I’m not talking about narcissism or selfish ambition. I mean it like it’s intended on airplane instructions. You know what I’m talking about: if you’re traveling with a child and the oxygen masks drop down during the flight, what are you supposed to do? Put the mask on yourself first, then put one on the child. Is that selfish? Of course not. Because you can’t help your child or anyone else around you if you can’t breathe. That’s how I see a healthy relationship. We have to take care of our own mental, emotional, and physical health first or else we may have nothing left to offer our partners when they need our support.
That only works when both partners are on the same page. I’m very fortunate to have found a partner that feels the same way. Not only did I find someone who’s into the same things as I am, but we are both pursuant of our personal health. It’s an ideal match! Don’t get me wrong. We have occasional bumps in the road. That’s just married life. Actually, that’s just relationships in general. But when it comes time to unwind or go explore my community with my wife, my partner in life, we find ourselves loving, discussing, pontificating, debating, and critiquing many of the same things.
We don’t always agree. But we’re consistently engaging on common ground and a kindred understanding. It really makes for a great friendship that can be shared on more than just the home life. We have a lot in common and therefore find more opportunities to spend quality time together.
Since we are both artists, we truly understand what we need from a helping hand when it comes time to produce art. Sometimes we need silence. Other times we need silent non-silence. That is, being supportive without being blatantly and vocally expressive about it. Although, that’s subject to change according to the other’s needs.
Sometimes we might need some really abstract support that’s just under the surface. But it gets expressed in ways that avoids throwing the other off balance. It’s kind of like what I imagine it’s like for a tightrope walker: if you start yelling, “You can do it!” then the walker might fall. But if you stand by silently and reserved, then the walker has the freedom to practice, fall, and eventually succeed.
Artist partners supporting each other is incredibly fluid. At least it is for us. The supportive role is not a ‘set-it-and-leave-it’ type of engagement. Rather, it can shift, flip flop, change, etc. very easily. So, for us, as counter-intuitive as the words sound….being open to the change and fluidity actually provides us both with stability and security.
Freedom to Work the Room
Being married to an artist has an additional benefit when it comes to showing your artwork at an event or opening.
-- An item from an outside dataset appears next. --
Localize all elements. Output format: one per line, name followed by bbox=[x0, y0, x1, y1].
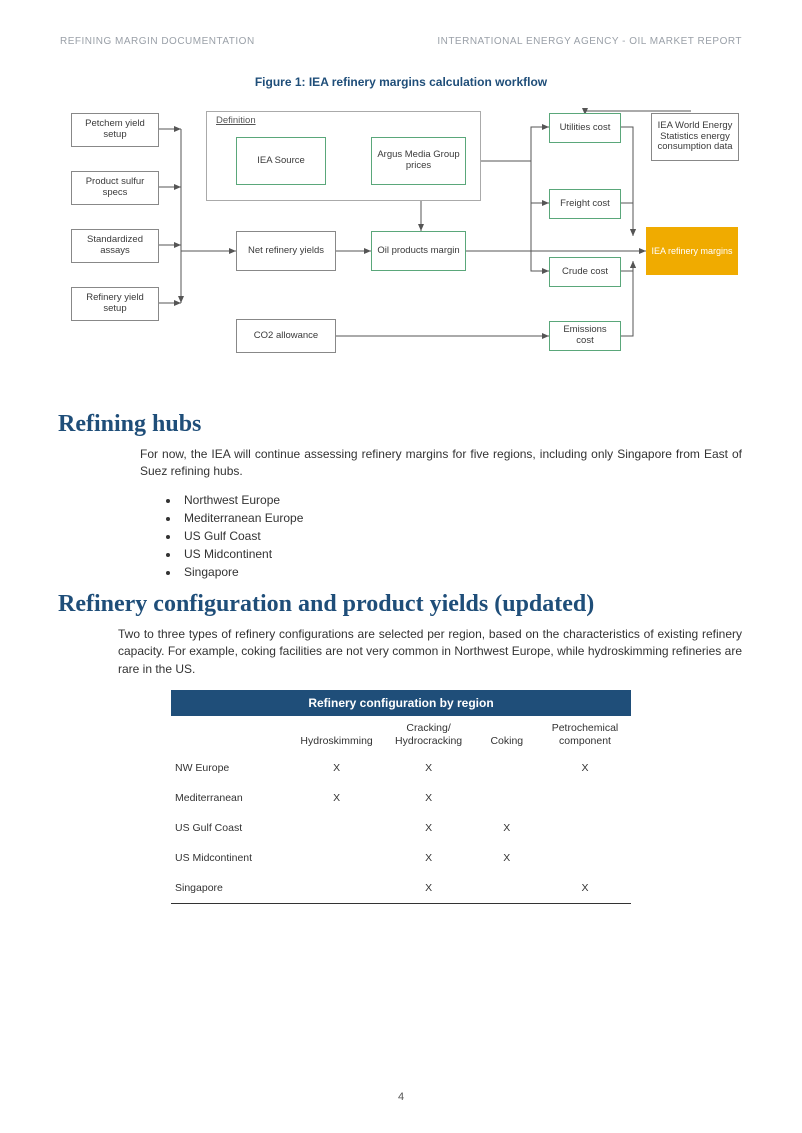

When it’s time for one of us to step into the limelight, we are both keenly aware of the needs of the crowd because we’ve been immersed in the world of art for much of our lives. But we aren’t threatened by the other’s attention being diverted to patrons, collectors, and curious people.
It’s actually quite easy to understand what the other needs during those moments, which often wildly fluctuate. And since we both recognize that, we can express that need to each other neutrally by using a sort of non-emotional analysis of information, if you will. In fact, my wife and I are so familiar with these events anyway, that we usually are able to communicate “Hey, come be with me more” or “I need to focus on these folks for a bit” without uttering a word to each other. We are flexible in our supportive roles, knowing when to disappear or be present, without feeling threatened by whatever needs the moment presents.
Now, don’t get me wrong. We aren’t robotic. And this all sounds good theoretically. But at the end of the day, we are both just practicing this stuff. You know? We are practicing love, life, forgiveness, kindness, understanding, self-improvement, and our own craft. Having a willing partner is, without a doubt, the key. But having a willing partner with whom you share a huge overlap in special interests is just icing on the cake.